Elektronik, çok sevdiğim bir alan olmasına rağmen Zonguldak’ta benim gençliğimde bölümü olmadığı için o da içimde uhde kalmıştı. Yavrum Elektrik Elektronik bölümünü kazanınca bir başka mutluluk duymuştum içimden. Yine devleşmişti yavrum gözümde. Babasının eksikliğimi gidermişti yavrum.
En korktuğum şey, Zonguldak Terminali ve Emniyet Müdürlüğü arasındaki yoldu. Okyanus Bar’dan çıkarken trafik yoğun olduğu için yola çıkarken süratli bir araba motosikletine çarpar da sana bir şey olur diye endişe duyuyordum içimden. Aman yavrum orada dikkatli ol diye birkaç kez de söyledim sana. Fakat hayatımız bilinmeyene denklemlerle dolu maalesef. Kaza hiç ummadık yerde çok iyi bildiği bir yolda oldu. Yavrumun aramızdan apansız ayrılacağı aklımın ucundan hiç geçmedi, hiç. O acı gün gelene kadar. 

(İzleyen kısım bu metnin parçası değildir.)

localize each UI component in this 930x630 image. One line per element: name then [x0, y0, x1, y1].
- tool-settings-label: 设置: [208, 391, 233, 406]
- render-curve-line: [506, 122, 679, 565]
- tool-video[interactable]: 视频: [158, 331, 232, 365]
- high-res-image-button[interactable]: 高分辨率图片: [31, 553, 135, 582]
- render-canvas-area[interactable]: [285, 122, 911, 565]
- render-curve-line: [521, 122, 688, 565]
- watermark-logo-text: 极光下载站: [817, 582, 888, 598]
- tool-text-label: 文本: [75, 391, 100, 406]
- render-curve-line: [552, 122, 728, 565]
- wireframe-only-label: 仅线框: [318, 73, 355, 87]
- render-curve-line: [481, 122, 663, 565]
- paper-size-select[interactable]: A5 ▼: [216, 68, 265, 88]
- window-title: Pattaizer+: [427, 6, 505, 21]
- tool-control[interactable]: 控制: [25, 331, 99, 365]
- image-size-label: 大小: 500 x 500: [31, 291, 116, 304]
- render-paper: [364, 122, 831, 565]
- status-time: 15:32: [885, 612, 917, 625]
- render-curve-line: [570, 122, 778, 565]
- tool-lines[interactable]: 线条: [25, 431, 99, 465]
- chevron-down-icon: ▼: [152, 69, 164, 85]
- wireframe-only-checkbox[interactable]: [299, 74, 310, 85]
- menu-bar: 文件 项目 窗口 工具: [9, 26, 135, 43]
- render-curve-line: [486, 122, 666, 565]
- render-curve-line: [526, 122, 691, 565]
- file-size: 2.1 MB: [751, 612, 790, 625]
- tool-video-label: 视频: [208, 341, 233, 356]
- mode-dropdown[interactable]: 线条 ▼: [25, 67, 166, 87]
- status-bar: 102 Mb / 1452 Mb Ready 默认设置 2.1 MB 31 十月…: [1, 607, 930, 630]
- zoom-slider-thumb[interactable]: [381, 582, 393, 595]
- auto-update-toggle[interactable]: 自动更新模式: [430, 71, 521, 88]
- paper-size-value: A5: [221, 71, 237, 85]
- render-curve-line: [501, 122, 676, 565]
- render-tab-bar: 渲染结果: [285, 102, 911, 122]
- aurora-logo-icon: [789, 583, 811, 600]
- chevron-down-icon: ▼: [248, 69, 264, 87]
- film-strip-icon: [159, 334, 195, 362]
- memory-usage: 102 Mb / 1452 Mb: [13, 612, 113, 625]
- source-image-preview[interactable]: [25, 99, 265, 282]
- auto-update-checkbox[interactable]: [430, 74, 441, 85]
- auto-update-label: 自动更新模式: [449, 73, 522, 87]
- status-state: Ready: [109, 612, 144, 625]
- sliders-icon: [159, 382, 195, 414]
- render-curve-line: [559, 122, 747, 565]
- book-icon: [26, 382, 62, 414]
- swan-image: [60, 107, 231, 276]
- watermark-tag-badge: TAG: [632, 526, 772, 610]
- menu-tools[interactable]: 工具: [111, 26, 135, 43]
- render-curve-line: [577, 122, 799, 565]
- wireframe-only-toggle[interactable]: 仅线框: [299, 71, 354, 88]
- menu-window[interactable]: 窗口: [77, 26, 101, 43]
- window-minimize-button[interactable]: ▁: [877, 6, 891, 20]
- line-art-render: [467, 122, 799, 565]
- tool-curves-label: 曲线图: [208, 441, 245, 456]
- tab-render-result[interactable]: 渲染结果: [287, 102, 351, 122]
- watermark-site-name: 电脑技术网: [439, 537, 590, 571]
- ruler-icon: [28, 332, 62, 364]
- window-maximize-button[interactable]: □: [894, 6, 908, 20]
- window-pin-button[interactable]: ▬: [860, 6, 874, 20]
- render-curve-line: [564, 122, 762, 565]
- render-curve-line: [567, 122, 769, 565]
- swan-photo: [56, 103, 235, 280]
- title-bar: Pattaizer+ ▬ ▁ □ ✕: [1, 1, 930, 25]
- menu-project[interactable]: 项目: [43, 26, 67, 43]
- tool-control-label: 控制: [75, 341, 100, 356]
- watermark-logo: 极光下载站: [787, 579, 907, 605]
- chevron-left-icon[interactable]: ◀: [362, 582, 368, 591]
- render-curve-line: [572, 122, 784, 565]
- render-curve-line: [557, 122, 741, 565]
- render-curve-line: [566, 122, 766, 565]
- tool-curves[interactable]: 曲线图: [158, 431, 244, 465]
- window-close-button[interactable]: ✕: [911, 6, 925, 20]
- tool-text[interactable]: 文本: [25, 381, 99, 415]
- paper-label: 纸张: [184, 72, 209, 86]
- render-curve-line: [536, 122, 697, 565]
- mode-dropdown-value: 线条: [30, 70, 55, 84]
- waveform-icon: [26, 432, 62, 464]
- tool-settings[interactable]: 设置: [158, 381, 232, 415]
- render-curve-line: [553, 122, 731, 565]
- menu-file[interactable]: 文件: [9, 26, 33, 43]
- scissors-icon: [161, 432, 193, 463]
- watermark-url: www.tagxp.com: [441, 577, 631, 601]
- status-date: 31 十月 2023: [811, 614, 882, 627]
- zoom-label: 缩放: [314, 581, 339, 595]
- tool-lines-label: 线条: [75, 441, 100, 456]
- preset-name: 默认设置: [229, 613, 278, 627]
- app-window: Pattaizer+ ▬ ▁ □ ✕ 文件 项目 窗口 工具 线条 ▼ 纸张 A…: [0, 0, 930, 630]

Canım yavrum. Doğumundan ölümüne kadar bizlere çok mutluluk yaşattın. Seninle hep gurur duyduk. Ölümünden sonra da gurur duyuyoruz. Bize hiçbir kötü anı bırakmadık. 22 Şubat benim doğum günüm. 23 yaş, 23 Şubat, senin ölüm günün. Bir  gün var aramızda. Ayrıca çok sevdiğim kuzenim Hasan Çebi’nin de ölümüyle oğlumun ölümü arasında bir gün var. O da 22 Şubat’ta ayrıldı aramızdan. Aynı aileden peş peşe ölümler. Nedir  bu sır çözemedim. Annesine de soruyorum bazen. Bir işaret mi bu? Bir anlamı olmalı bunun. Bu kadar tesadüf olamaz yakın zamanda ama nedir. Canım yavrum bize bir şey mi demek istedin. Bir mesaj mı vermek istedin.  Anlamaya çalışıyorum. Annenle sürekli konuşuyoruz başımıza gelenleri. Niçin sen, niçin yavrum. Bilinmeyen bir denklem bu. Bizim gibi binlerce aile var elbette. Şehit çocuklarımızın ailelerini çok iyi anlıyorum. Onlarda aynı yaşlarda aramızdan ayrılıyorlar. Ama ateş düştüğü yeri yakıyor maalesef. Tam dört yıl oldu Mert aramızdan ayrılalı. Zaman ne çabuk geçti. Annesinin karabatağı. Bir gelip bir gidiyordun. Zamanın azdı elbette. Arkadaşlarına da zaman ayırman gerekiyordu. Zaman hiç yetmedi sana yavrum. Ama dolu dolu harcadın zamanını. Hiç boş bırakmadın yavrum. Her yerde UNUTULMAZ hatıraların var. 
Seninle gurur duyuyoruz. Altın kalpli yavrum. Melek yavrum. Mekanın  cennet olsun.”